Decomposing the work
Decomposing tasks into smaller tasks means we’ve got to keep some idea of what the big picture is – what the real goals of the user are, and how the little task in this story fits into a the context of a bigger task or process. A model that relates stories together and helps people visualize that workflow is helpful here. I’ve had good luck doing that in the past using big workflow models like this and this, or writing user scenarios that spin smaller user stories into bigger stories. We could use use-cases here, or other forms of workflow modeling.
Decomposing the tool
The second approach, deciding what the application looks and behaves like early, I think is the most risky – and involves the most upfront work. In this approach we’ve had to decide up-front – and hastily at that – what tool our users need to solve their problems – then slice that tool up the way a butcher slices a side of beef. We then build each cut a piece at a time.
Unlike the butcher whose goal is to cut up meat for a lot of people’s dinner… we’re trying to reassemble a cow from its parts and hope it looks like one when we’re done. We’ve also decided the solution is a cow… not a chicken, pig, or eggplant. Our user stories become about building a cow and not about what the user’s goals are and what he’s doing. Is the user’s goal to get milk to make cheese? to eat a healthy meal at some later date? or to pull a plow? We don’t know anymore. All our stories are about chuck roasts and flank steaks. All our design was done up front – the design that’s done to figure out what product could best meet (or meat) the user’s needs.
Reducing story size benefits from adding additional practices to mitigate risk
At some time we do need to figure out what to build. But ideally we defer that time till the latest responsible moment, and we never lose sight of our users, their goals, and the work they will use this software for to meet their needs.
There are a lot of good reasons to have smaller stories.
- Do they need to all be small up front? Can we start with bigger stories – stories estimated in weeks, then decompose them as needed?
- Can we build big models to connect our stories into an understandable workflow?
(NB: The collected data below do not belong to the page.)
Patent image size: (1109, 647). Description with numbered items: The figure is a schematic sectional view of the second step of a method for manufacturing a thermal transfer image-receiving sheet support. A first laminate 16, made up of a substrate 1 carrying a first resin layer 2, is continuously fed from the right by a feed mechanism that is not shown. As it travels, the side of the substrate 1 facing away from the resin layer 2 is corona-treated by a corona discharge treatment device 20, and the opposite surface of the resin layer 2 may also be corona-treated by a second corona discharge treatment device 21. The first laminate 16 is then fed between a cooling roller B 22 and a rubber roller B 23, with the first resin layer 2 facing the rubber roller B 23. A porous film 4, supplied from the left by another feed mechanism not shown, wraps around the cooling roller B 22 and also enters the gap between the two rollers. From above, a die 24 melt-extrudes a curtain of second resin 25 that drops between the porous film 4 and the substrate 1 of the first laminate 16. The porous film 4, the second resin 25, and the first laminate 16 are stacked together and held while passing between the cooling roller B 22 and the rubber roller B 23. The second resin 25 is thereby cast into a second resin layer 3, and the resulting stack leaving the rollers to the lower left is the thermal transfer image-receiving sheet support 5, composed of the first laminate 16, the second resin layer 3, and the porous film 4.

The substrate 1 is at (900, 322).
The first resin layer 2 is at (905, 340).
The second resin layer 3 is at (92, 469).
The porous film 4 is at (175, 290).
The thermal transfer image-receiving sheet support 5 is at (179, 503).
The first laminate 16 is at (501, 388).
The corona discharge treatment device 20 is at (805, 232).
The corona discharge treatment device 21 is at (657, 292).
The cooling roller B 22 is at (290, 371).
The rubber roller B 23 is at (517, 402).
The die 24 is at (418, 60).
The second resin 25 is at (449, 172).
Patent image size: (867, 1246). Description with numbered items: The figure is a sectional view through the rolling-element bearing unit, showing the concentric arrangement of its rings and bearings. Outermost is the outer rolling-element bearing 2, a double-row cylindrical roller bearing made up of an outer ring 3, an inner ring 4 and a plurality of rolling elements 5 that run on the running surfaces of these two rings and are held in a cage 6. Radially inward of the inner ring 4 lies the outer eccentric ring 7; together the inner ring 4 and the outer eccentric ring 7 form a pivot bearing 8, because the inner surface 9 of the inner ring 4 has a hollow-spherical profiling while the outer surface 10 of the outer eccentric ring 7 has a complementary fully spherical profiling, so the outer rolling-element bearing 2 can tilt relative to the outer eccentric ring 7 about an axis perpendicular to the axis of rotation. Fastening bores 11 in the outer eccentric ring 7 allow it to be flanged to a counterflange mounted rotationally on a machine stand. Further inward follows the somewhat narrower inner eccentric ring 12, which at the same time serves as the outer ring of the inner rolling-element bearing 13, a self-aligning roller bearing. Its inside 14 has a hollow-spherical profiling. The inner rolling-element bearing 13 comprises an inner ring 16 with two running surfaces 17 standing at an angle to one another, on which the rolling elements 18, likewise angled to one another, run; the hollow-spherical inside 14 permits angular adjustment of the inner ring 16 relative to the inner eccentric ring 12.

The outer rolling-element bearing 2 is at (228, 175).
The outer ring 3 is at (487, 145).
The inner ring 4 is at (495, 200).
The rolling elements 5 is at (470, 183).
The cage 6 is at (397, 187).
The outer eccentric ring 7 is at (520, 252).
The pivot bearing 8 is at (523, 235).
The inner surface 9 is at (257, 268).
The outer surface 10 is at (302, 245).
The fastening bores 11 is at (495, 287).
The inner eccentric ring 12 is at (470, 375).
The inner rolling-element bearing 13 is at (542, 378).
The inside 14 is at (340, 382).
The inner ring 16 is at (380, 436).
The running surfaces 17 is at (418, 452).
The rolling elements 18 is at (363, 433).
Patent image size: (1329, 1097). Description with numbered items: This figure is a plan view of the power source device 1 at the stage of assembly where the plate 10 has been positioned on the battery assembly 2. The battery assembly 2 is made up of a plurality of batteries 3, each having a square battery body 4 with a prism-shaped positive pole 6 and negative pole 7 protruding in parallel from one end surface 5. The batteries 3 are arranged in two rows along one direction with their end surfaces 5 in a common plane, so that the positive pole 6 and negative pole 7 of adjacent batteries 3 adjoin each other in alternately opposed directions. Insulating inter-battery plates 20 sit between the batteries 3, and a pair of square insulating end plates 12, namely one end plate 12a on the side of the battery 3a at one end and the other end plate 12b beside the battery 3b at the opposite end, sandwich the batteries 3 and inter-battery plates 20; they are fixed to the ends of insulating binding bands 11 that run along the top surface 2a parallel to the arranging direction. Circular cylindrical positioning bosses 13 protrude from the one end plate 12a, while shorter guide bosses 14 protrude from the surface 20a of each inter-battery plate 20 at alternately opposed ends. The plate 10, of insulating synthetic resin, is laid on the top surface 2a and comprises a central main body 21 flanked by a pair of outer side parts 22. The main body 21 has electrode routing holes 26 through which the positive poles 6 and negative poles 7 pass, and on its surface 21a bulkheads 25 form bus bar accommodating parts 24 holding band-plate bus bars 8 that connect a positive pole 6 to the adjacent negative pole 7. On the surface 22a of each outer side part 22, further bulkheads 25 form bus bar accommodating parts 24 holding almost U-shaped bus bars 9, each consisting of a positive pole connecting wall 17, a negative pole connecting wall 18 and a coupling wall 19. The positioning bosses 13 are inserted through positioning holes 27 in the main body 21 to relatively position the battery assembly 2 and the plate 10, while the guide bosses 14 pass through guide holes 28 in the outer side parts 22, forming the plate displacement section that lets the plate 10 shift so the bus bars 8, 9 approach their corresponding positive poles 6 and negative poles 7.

- Can we build user models to help us not forget who the users are and why they use this software?
You’ll notice if you adopt these strategies you can start projects quicker because you can write fewer, bigger story cards initially and decompose as you get closer to building the software. It helps to keep track of the relationship between those big stories and the smaller stories they were decomposed to. In Cohn’s User Stories Applied and Agile Estimating and Planning he describes sort of a story decomposition hierarchy of theme -> epic -> story -> task. The important idea here is that big stories are useful sometimes, and less useful other times.
You might also notice that you won’t have to write as much on your cards since if you have a good user model with goals on it and a good task model; you won’t have to keep rewriting those same users and goals over and over on each card.
Take the approach I recommend and model users and their workflow as tasks, then design user interface support tasks as needed. But, don’t fall in love with your user interface. As you layer in tasks your user needs to accomplish, the user interface will need to change along with it.
These strategies help mitigate the risks we take on by moving to smaller stories, and help us avoid the temptation of deciding too early how the software should look and behave.